Tre su tre, per Massimo Pavanel. “Non si pensi però che questa sia stata una gara scontata, anzi: è stata una gara difficile. Il risultato finale è stato anche un po' troppo ampio per come il Legnago ha interpretato la partita. Noi? Siamo stati bravi ad adattarci e a calarci nella realtà di questa gara che andava giocata così: con umiltà”. Ancora una volta sono stati decisivi i cambi. “Ho bravi collaboratori con i quali analizziamo la partita e quello che succede durante la settimana - spiega Pavanel che condivide i meriti con lo staff - Soprattutto ho giocatori bravi, che entrano con la testa giusta e poi determinano la gara”. Massimo Pavanel dice che però questi fattori non devono portare ad adagiarsi: “Questo atteggiamento, questa voglia dobbiamo portarcela fino alla fine del torneo”. 

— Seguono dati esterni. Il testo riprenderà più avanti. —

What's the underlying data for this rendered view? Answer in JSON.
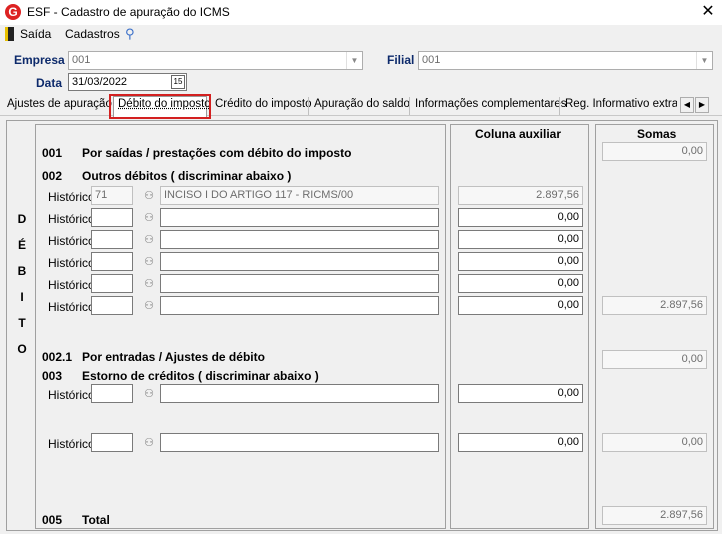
{
  "window": {
    "title": "ESF - Cadastro de apuração do ICMS",
    "icon_letter": "G"
  },
  "menu": {
    "saida": "Saída",
    "cadastros": "Cadastros"
  },
  "header": {
    "empresa_label": "Empresa",
    "empresa_value": "001",
    "filial_label": "Filial",
    "filial_value": "001",
    "data_label": "Data",
    "data_value": "31/03/2022"
  },
  "tabs": [
    "Ajustes de apuração",
    "Débito do imposto",
    "Crédito do imposto",
    "Apuração do saldo",
    "Informações complementares",
    "Reg. Informativo extra apu"
  ],
  "side_label": [
    "D",
    "É",
    "B",
    "I",
    "T",
    "O"
  ],
  "columns": {
    "auxiliar": "Coluna auxiliar",
    "somas": "Somas"
  },
  "rows": {
    "r001_code": "001",
    "r001_text": "Por saídas / prestações com débito do imposto",
    "r001_soma": "0,00",
    "r002_code": "002",
    "r002_text": "Outros débitos ( discriminar abaixo )",
    "r0021_code": "002.1",
    "r0021_text": "Por entradas / Ajustes de débito",
    "r0021_soma": "0,00",
    "r003_code": "003",
    "r003_text": "Estorno de créditos ( discriminar abaixo )",
    "r005_code": "005",
    "r005_text": "Total",
    "r005_soma": "2.897,56"
  },
  "historico_label": "Histórico",
  "outros_debitos": [
    {
      "code": "71",
      "desc": "INCISO I DO ARTIGO 117 - RICMS/00",
      "aux": "2.897,56"
    },
    {
      "code": "",
      "desc": "",
      "aux": "0,00"
    },
    {
      "code": "",
      "desc": "",
      "aux": "0,00"
    },
    {
      "code": "",
      "desc": "",
      "aux": "0,00"
    },
    {
      "code": "",
      "desc": "",
      "aux": "0,00"
    },
    {
      "code": "",
      "desc": "",
      "aux": "0,00"
    }
  ],
  "outros_debitos_soma": "2.897,56",
  "estorno_creditos": [
    {
      "code": "",
      "desc": "",
      "aux": "0,00"
    },
    {
      "code": "",
      "desc": "",
      "aux": "0,00",
      "soma": "0,00"
    }
  ],
  "colors": {
    "label_blue": "#0d2a6b",
    "highlight_red": "#d32020"
  }
}
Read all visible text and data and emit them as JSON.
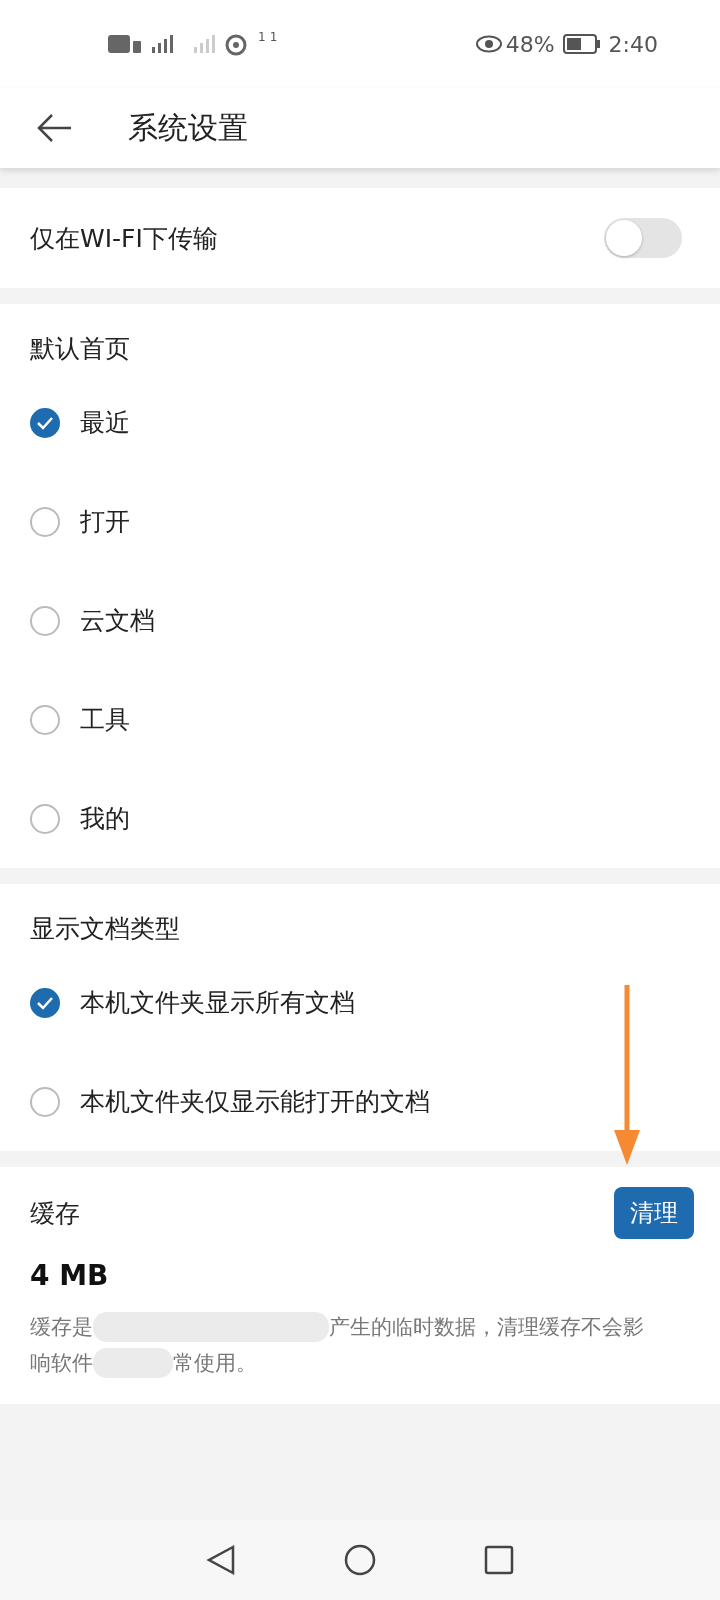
{
  "status_bar": {
    "battery_percent": "48%",
    "time": "2:40",
    "sim_badge": "1",
    "hotspot_badge": "1"
  },
  "header": {
    "title": "系统设置"
  },
  "wifi_only": {
    "label": "仅在WI-FI下传输",
    "on": false
  },
  "sections": [
    {
      "title": "默认首页",
      "options": [
        {
          "label": "最近",
          "selected": true
        },
        {
          "label": "打开",
          "selected": false
        },
        {
          "label": "云文档",
          "selected": false
        },
        {
          "label": "工具",
          "selected": false
        },
        {
          "label": "我的",
          "selected": false
        }
      ]
    },
    {
      "title": "显示文档类型",
      "options": [
        {
          "label": "本机文件夹显示所有文档",
          "selected": true
        },
        {
          "label": "本机文件夹仅显示能打开的文档",
          "selected": false
        }
      ]
    }
  ],
  "cache": {
    "title": "缓存",
    "size": "4 MB",
    "button": "清理",
    "description_lines": [
      {
        "segments": [
          "缓存是",
          "产生的临时数据，清理缓存不会影"
        ]
      },
      {
        "segments": [
          "响软件",
          "常使用。"
        ]
      }
    ]
  }
}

Il tecnico del Padova spende poi qualche parola per i singoli. Iniziamo da Niko Kirwan, autore di un gol e un assist. “E' un professionista serio: si è sempre comportato molto bene, sin dal suo arrivo in ritiro. Ha qualità e durante la settimana si allena molto bene: sì, è un titolare”. Poi, sottolineando quanto è prezioso Simone Della Latta il discorso si sposta su Francesco Nicastro. “Abbiamo degli attaccanti molto bravi - analizza Pavanel - Come Biasci aveva bisogno di segnare per ritrovarsi. Tommaso lo ha fatto nella scorsa partita, Francesco contro il Legnago. Sono felice perché meritava questa gioia”. Altro attaccante che avrà bisogno di ritrovare il gol: Claudio Santini. “La sua squalifica è finalmente terminata: riaverlo a disposizione è un fattore in più che non può che farci bene”. Del resto, Pavanel lo ha sempre detto che lui conta di avere 24 titolari. “Se teniamo a mente che siamo tutti veramente indispensabili possiamo toglierci delle belle soddisfazioni”.

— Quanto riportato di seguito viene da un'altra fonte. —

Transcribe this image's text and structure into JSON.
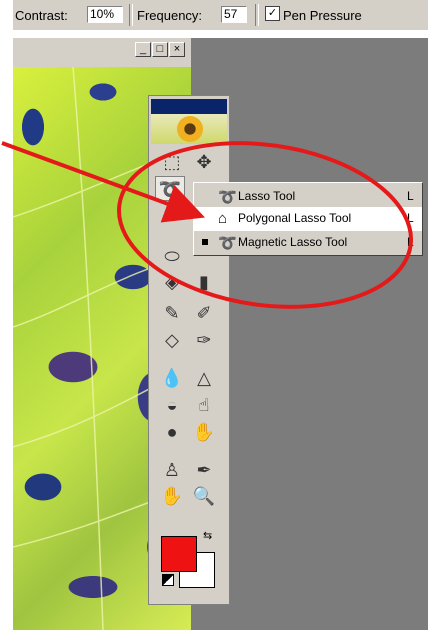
{
  "options_bar": {
    "contrast_label": "Contrast:",
    "contrast_value": "10%",
    "frequency_label": "Frequency:",
    "frequency_value": "57",
    "pen_pressure_label": "Pen Pressure",
    "pen_pressure_checked": true
  },
  "image_window": {
    "minimize_label": "_",
    "maximize_label": "□",
    "close_label": "×"
  },
  "toolbox": {
    "tools": [
      "marquee-tool",
      "move-tool",
      "lasso-tool",
      "magic-wand-tool",
      "crop-tool",
      "slice-tool",
      "healing-brush-tool",
      "gradient-tool",
      "brush-tool",
      "pencil-tool",
      "eraser-tool",
      "history-brush-tool",
      "blur-tool",
      "sharpen-tool",
      "smudge-tool",
      "dodge-tool",
      "burn-tool",
      "sponge-tool",
      "clone-stamp-tool",
      "eyedropper-tool",
      "hand-tool",
      "zoom-tool"
    ],
    "foreground_color": "#ee1212",
    "background_color": "#ffffff"
  },
  "flyout_menu": {
    "items": [
      {
        "label": "Lasso Tool",
        "shortcut": "L",
        "icon": "lasso-icon",
        "active": false
      },
      {
        "label": "Polygonal Lasso Tool",
        "shortcut": "L",
        "icon": "polygonal-lasso-icon",
        "highlighted": true
      },
      {
        "label": "Magnetic Lasso Tool",
        "shortcut": "L",
        "icon": "magnetic-lasso-icon",
        "active": true
      }
    ]
  },
  "annotation": {
    "arrow_color": "#e41a1a",
    "ellipse_color": "#e41a1a"
  }
}
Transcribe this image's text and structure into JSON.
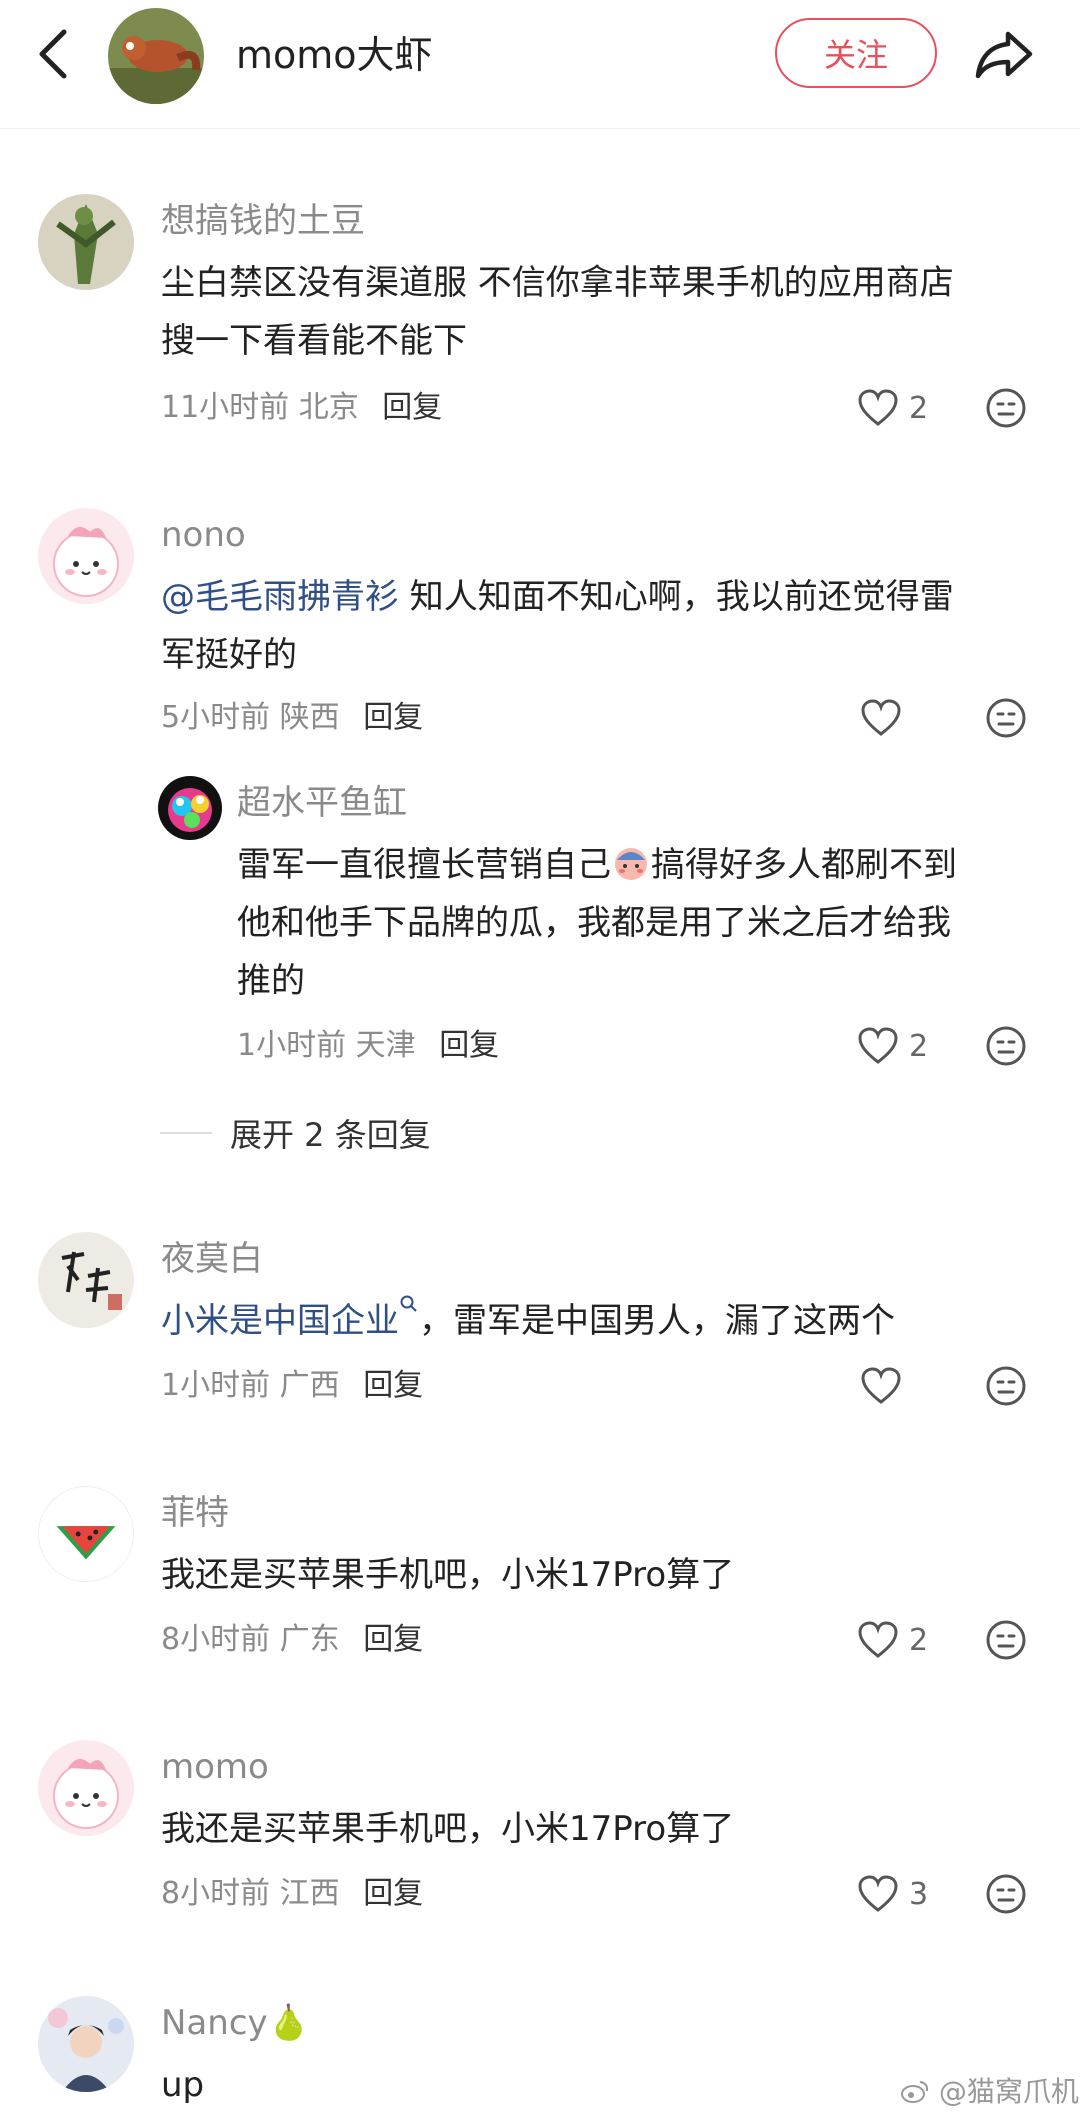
{
  "header": {
    "title": "momo大虾",
    "follow_label": "关注",
    "icons": [
      "back-arrow-icon",
      "share-icon"
    ]
  },
  "comments": [
    {
      "user": "想搞钱的土豆",
      "line1": "尘白禁区没有渠道服 不信你拿非苹果手机的应用商店",
      "line2": "搜一下看看能不能下",
      "time": "11小时前",
      "location": "北京",
      "reply_label": "回复",
      "likes": "2"
    },
    {
      "user": "nono",
      "mention": "@毛毛雨拂青衫",
      "line1_rest": " 知人知面不知心啊，我以前还觉得雷",
      "line2": "军挺好的",
      "time": "5小时前",
      "location": "陕西",
      "reply_label": "回复",
      "likes": ""
    },
    {
      "user": "超水平鱼缸",
      "line1_a": "雷军一直很擅长营销自己",
      "line1_b": "搞得好多人都刷不到",
      "line2": "他和他手下品牌的瓜，我都是用了米之后才给我",
      "line3": "推的",
      "time": "1小时前",
      "location": "天津",
      "reply_label": "回复",
      "likes": "2"
    },
    {
      "user": "夜莫白",
      "mention": "小米是中国企业",
      "line1_rest": "，雷军是中国男人，漏了这两个",
      "time": "1小时前",
      "location": "广西",
      "reply_label": "回复",
      "likes": ""
    },
    {
      "user": "菲特",
      "line1": "我还是买苹果手机吧，小米17Pro算了",
      "time": "8小时前",
      "location": "广东",
      "reply_label": "回复",
      "likes": "2"
    },
    {
      "user": "momo",
      "line1": "我还是买苹果手机吧，小米17Pro算了",
      "time": "8小时前",
      "location": "江西",
      "reply_label": "回复",
      "likes": "3"
    },
    {
      "user": "Nancy",
      "user_suffix": "🍐",
      "line1": "up"
    }
  ],
  "expand_label": "展开 2 条回复",
  "watermark": "@猫窝爪机",
  "colors": {
    "accent": "#e8505b",
    "mention": "#2f4f86",
    "muted": "#8a8a8a"
  }
}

Ultimo capitolo dedica a un singolo, Andrea Gasbarro: di nuovo in campo dopo la delusione della scorsa finale playoff: “Bisogna avere le palle per calciare quei rigori - dice senza usare mezzi termini Pavanel - Lui ha accusato molto quella sconfitta, era evidente anche in ritiro. Però, giorno dopo giorno è migliorato. Negli ultimi giorni l'ho visto lucido e ho deciso di premiarlo”. 
Tre vittorie su tre gare, ma attenzione: alla prossima c'è la Triestina. “Non gongoliamo troppo - conclude Pavanel - Abbiamo ancora ampi margini di miglioramento e c'è da lavorare. Prima della Triestina c'è ancora il Legnago, per la Coppa Italia. Ecco, pensiamo intanto a vincere quella partita e a passare il turno”.